Do the carmakers have a plan when it comes to the Location Clause, which gets scrapped at the end of next month? Dealers across franchises still do not know what the standards will be regarding the opening of secondary sales points.

These outlets could simply be handover points or displays in supermarket foyers (Lookers trialled this concept with three Morrisons superstore outlets, but abandoned it last year), and dealers are looking at various ideas, such as mobile showrooms and, in some cases, replacing expensive showrooms with delivery points.

That’s partly the problem for carmakers – there are countless permutations for dealers and it’s unlikely that many of them will have a written standard until the dealer contacts the carmaker with their suggestions.

Delivery points are the most obvious extension post Location Clause.

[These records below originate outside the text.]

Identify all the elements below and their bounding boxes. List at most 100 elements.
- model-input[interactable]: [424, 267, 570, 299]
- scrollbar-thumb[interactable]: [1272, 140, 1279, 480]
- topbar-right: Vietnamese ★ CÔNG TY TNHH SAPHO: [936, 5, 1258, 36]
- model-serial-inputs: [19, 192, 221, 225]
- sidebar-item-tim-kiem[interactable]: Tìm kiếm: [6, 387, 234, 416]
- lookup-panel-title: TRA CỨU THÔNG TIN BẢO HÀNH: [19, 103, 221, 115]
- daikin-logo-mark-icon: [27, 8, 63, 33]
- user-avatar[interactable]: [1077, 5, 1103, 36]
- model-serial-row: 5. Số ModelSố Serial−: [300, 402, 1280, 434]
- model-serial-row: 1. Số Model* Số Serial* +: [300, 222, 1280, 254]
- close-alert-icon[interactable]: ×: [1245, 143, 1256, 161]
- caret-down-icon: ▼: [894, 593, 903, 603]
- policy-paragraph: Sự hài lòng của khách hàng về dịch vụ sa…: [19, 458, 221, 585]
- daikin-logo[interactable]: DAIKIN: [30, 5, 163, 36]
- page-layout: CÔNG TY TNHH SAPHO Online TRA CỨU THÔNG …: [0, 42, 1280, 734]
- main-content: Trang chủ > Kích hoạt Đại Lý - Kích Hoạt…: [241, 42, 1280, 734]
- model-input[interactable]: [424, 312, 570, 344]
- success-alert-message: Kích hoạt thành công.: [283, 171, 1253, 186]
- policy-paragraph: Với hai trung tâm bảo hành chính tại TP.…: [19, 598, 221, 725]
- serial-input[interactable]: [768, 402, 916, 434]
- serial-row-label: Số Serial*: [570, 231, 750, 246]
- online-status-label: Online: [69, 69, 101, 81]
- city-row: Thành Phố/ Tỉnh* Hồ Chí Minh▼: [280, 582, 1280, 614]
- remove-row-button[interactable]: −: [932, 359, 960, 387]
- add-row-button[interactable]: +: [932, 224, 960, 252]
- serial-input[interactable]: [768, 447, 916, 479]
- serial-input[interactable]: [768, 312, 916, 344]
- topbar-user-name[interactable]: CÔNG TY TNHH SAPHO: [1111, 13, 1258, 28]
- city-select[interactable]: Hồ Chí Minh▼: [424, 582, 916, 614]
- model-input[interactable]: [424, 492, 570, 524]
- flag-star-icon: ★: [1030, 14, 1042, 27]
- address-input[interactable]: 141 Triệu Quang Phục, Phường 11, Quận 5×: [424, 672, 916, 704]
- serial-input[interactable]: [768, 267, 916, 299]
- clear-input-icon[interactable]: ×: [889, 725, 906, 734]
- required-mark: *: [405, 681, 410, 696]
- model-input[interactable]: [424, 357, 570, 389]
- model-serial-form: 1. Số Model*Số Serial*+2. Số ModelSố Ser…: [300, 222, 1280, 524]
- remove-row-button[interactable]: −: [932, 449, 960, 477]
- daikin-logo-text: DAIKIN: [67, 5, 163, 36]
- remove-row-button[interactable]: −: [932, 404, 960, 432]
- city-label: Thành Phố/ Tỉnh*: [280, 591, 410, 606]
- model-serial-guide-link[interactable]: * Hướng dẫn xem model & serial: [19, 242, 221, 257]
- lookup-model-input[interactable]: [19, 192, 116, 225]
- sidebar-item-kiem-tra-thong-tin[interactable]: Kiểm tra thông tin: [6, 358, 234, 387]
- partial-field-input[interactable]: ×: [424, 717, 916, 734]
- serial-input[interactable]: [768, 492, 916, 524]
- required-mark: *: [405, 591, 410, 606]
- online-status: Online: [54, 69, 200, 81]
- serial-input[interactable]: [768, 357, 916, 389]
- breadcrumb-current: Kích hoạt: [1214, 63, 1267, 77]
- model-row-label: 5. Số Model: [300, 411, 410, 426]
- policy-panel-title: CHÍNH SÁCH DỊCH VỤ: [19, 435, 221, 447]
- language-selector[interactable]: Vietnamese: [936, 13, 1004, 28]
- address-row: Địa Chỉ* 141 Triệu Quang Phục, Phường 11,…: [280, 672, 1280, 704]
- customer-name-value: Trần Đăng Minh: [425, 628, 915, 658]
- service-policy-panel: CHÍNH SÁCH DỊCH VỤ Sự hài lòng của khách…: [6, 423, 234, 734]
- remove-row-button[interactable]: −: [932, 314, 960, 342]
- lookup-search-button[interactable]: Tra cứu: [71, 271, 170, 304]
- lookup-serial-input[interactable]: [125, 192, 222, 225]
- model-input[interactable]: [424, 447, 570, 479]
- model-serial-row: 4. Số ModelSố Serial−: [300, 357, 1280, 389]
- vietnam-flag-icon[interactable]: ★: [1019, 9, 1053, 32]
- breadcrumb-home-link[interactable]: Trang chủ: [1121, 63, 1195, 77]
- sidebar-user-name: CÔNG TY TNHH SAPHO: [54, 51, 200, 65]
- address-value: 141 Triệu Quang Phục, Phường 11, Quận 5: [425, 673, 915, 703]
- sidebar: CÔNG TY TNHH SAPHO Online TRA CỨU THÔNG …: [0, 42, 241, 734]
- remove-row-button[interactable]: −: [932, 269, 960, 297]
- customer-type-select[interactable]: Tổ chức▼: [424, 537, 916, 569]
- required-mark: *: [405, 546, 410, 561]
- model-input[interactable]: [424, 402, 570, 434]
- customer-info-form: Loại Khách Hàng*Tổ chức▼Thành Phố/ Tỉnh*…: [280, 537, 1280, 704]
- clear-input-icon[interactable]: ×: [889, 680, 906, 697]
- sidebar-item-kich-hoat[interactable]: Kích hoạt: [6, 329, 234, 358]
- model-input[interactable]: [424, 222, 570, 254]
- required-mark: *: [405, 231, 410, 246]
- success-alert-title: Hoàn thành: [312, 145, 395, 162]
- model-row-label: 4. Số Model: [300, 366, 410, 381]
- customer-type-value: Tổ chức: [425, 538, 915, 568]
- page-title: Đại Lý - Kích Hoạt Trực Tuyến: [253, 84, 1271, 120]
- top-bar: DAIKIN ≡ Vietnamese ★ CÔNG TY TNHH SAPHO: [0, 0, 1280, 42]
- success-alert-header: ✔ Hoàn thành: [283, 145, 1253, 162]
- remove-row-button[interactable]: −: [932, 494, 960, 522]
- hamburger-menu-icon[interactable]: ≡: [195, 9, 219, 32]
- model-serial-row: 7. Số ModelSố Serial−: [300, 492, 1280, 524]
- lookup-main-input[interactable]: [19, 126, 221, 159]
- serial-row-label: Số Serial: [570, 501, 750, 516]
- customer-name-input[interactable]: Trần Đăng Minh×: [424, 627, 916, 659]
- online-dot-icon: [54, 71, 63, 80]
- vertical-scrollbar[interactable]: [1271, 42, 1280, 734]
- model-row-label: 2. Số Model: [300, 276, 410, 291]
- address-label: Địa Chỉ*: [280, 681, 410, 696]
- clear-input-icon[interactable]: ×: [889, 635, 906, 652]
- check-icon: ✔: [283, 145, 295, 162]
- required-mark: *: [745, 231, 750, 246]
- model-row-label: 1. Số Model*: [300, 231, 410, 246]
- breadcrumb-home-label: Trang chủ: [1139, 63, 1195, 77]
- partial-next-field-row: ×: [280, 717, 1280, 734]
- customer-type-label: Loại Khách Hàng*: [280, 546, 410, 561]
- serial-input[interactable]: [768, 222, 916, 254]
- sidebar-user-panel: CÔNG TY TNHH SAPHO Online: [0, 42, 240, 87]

They could work well in high cost city areas such as London, where many dealers are losing money, or in rural areas that do not justify a full-scale showroom.

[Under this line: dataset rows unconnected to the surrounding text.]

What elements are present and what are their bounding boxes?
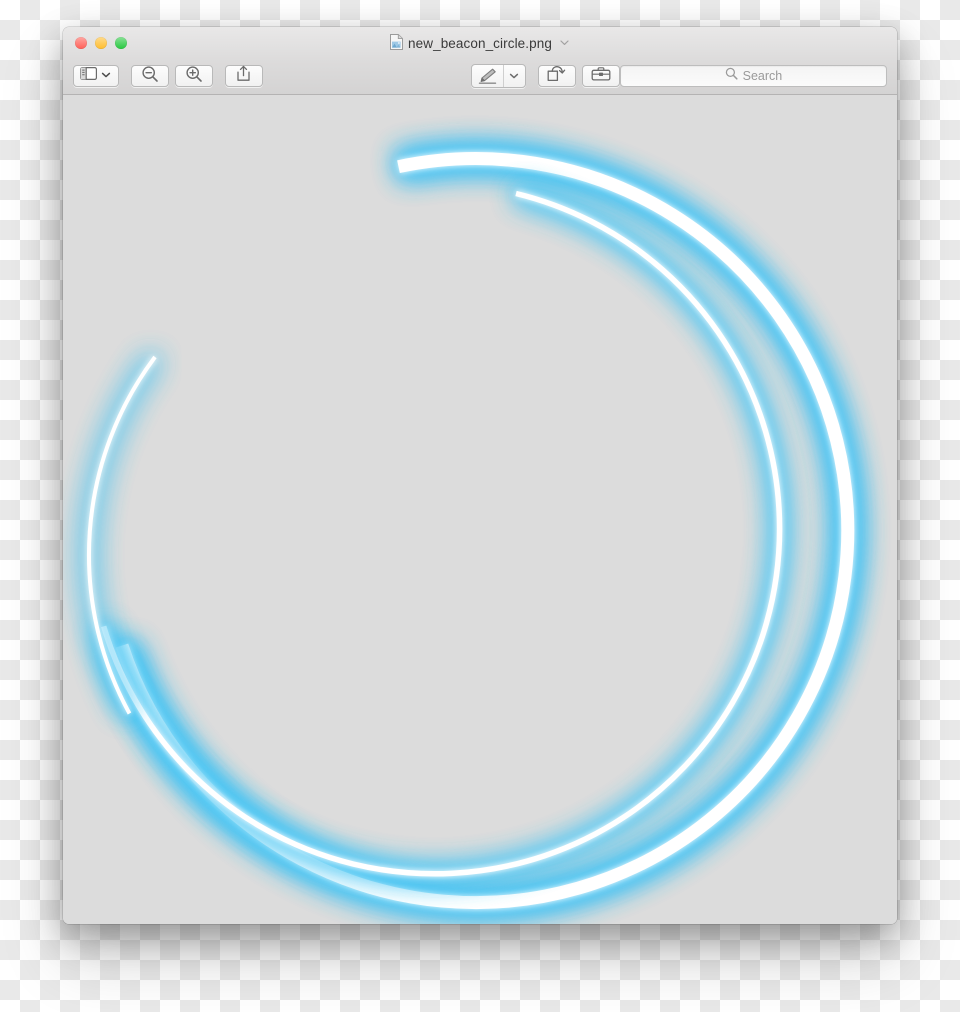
pen-markup-icon[interactable] bbox=[472, 65, 503, 87]
rotate-left-button[interactable] bbox=[537, 65, 576, 87]
close-button[interactable] bbox=[75, 37, 87, 49]
window-chrome: new_beacon_circle.png Search bbox=[63, 27, 897, 95]
rotate-left-icon bbox=[547, 65, 566, 87]
window-title-text: new_beacon_circle.png bbox=[408, 35, 552, 51]
magnifier-minus-icon bbox=[141, 65, 159, 88]
minimize-button[interactable] bbox=[95, 37, 107, 49]
share-up-arrow-icon bbox=[236, 65, 251, 87]
zoom-out-button[interactable] bbox=[130, 65, 169, 88]
title-chevron-down-icon[interactable] bbox=[559, 36, 570, 51]
search-input[interactable]: Search bbox=[743, 69, 783, 83]
preview-window: new_beacon_circle.png Search bbox=[63, 27, 897, 924]
toolbox-icon bbox=[591, 66, 611, 87]
share-button[interactable] bbox=[224, 65, 263, 87]
sidebar-chevron-down-icon[interactable] bbox=[101, 67, 111, 85]
toolbox-button[interactable] bbox=[581, 65, 620, 87]
magnifier-plus-icon bbox=[185, 65, 203, 88]
beacon-circle-artwork bbox=[81, 143, 863, 918]
maximize-button[interactable] bbox=[115, 37, 127, 49]
search-icon bbox=[725, 67, 738, 85]
png-document-icon bbox=[390, 33, 404, 53]
markup-chevron-down-icon[interactable] bbox=[502, 65, 525, 87]
traffic-light-group bbox=[75, 37, 127, 49]
markup-toolbar-button[interactable] bbox=[470, 64, 526, 88]
toolbar: Search bbox=[63, 57, 897, 95]
zoom-in-button[interactable] bbox=[174, 65, 213, 88]
search-field[interactable]: Search bbox=[619, 65, 887, 87]
sidebar-icon bbox=[80, 67, 98, 85]
window-title-bar: new_beacon_circle.png bbox=[63, 33, 897, 53]
sidebar-toggle-button[interactable] bbox=[73, 65, 119, 87]
image-canvas bbox=[63, 95, 897, 924]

Dealers could downgrade existing dealerships, or fill open points with handover facilities rather than showrooms. That’s making carmakers nervous.

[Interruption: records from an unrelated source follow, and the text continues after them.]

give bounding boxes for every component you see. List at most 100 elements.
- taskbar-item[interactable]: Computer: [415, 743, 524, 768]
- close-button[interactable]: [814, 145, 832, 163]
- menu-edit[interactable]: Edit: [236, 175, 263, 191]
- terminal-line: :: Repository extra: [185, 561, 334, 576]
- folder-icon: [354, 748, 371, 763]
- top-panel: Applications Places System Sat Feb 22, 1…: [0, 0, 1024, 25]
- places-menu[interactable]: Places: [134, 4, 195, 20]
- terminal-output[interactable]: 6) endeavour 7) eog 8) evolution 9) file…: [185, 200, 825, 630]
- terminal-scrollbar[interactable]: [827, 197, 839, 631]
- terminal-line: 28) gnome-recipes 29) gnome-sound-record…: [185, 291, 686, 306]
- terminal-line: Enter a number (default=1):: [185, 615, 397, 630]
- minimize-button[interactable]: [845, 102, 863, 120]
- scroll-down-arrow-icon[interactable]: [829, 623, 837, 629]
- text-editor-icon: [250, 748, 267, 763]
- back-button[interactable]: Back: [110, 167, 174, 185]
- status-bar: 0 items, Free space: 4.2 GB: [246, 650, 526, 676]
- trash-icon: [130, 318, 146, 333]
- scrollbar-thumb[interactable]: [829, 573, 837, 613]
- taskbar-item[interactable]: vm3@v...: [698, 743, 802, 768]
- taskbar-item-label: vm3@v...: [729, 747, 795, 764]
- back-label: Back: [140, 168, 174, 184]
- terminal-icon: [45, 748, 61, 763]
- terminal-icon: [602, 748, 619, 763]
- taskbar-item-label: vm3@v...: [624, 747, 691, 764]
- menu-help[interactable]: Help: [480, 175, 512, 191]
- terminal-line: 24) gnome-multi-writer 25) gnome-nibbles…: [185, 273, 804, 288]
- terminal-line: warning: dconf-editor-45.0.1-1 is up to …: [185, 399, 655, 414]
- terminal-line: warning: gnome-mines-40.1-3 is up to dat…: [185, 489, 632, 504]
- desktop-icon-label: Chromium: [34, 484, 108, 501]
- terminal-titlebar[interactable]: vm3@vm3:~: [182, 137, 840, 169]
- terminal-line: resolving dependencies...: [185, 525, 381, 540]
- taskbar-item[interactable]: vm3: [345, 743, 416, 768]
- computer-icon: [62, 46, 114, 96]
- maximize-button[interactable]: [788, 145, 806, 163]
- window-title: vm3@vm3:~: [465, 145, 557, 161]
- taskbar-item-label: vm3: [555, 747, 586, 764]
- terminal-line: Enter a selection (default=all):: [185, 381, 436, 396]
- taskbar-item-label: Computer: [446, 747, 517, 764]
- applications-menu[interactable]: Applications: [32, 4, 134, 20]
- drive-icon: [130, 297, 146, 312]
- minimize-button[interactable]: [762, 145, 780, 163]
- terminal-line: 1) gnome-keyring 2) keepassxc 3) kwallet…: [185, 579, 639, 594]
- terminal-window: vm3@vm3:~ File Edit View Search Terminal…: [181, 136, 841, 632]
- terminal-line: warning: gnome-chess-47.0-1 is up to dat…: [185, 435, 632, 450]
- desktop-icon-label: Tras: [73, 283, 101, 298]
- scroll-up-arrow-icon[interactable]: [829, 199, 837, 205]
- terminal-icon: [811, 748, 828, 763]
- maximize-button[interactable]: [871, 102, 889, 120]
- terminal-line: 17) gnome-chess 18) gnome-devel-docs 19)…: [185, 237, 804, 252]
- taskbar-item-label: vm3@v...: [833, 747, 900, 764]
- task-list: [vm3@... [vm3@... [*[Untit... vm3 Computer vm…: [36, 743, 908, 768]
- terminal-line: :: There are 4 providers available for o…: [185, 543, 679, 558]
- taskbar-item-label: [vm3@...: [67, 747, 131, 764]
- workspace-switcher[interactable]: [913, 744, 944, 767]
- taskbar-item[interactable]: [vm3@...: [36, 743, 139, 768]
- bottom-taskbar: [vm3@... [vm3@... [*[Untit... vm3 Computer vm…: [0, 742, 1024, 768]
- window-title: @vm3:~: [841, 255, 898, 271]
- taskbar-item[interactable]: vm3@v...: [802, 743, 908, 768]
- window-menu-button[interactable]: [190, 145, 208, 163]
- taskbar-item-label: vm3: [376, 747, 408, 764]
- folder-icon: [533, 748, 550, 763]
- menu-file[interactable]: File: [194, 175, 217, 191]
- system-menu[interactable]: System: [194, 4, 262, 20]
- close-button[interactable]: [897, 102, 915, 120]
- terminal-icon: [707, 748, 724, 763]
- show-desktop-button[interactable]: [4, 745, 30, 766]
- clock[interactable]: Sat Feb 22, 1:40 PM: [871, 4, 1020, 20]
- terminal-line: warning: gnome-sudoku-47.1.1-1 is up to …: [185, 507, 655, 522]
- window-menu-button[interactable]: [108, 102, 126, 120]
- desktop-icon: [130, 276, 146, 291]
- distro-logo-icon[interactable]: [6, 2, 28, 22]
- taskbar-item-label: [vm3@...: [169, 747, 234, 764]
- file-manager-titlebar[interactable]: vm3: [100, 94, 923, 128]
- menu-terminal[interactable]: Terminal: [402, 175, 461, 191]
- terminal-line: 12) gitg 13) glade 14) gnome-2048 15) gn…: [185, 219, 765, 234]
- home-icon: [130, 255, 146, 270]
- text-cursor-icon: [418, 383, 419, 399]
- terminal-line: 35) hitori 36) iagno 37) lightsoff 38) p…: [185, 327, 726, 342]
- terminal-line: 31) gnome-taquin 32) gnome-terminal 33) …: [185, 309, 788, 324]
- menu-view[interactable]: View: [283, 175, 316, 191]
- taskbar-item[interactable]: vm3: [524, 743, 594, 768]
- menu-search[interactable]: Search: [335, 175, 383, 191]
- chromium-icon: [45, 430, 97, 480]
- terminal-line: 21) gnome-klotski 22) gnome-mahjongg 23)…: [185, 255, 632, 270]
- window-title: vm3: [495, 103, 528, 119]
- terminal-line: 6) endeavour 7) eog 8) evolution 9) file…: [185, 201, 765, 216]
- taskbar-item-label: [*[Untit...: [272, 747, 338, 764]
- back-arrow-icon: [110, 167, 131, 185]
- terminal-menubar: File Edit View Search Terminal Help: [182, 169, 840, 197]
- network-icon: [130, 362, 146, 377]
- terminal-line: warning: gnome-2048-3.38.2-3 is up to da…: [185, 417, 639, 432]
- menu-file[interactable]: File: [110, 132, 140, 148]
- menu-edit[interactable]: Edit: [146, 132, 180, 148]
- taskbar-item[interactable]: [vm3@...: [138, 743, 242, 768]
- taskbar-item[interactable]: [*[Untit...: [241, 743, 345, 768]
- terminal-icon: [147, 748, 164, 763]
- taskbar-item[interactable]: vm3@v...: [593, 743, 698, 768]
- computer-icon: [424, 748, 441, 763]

One development the end of Location Clause will not prompt is dealers opening showrooms adjacent to existing franchises in order to force them out of business, and that’s for two reasons.

An unwritten ‘gentleman’s agreement’ seems to be stopping groups from these types of aggressive moves against their peers, while few are willing to make any move without the carmaker’s approval.

One carmaker exempt from the rule changes is Suzuki. It opted for exclusive distribution, rather than selective, under the revised Block Exemption, which means it retains a restricted territory set up. Also exempt are carmakers with less than 5% market share, including Porsche, ChryslerJeep and Proton.

But brand groups, like Ford’s PAG marques or VW Group’s Volkswagen, Audi, Skoda, Seat and Bentley, are clumped together and are affected.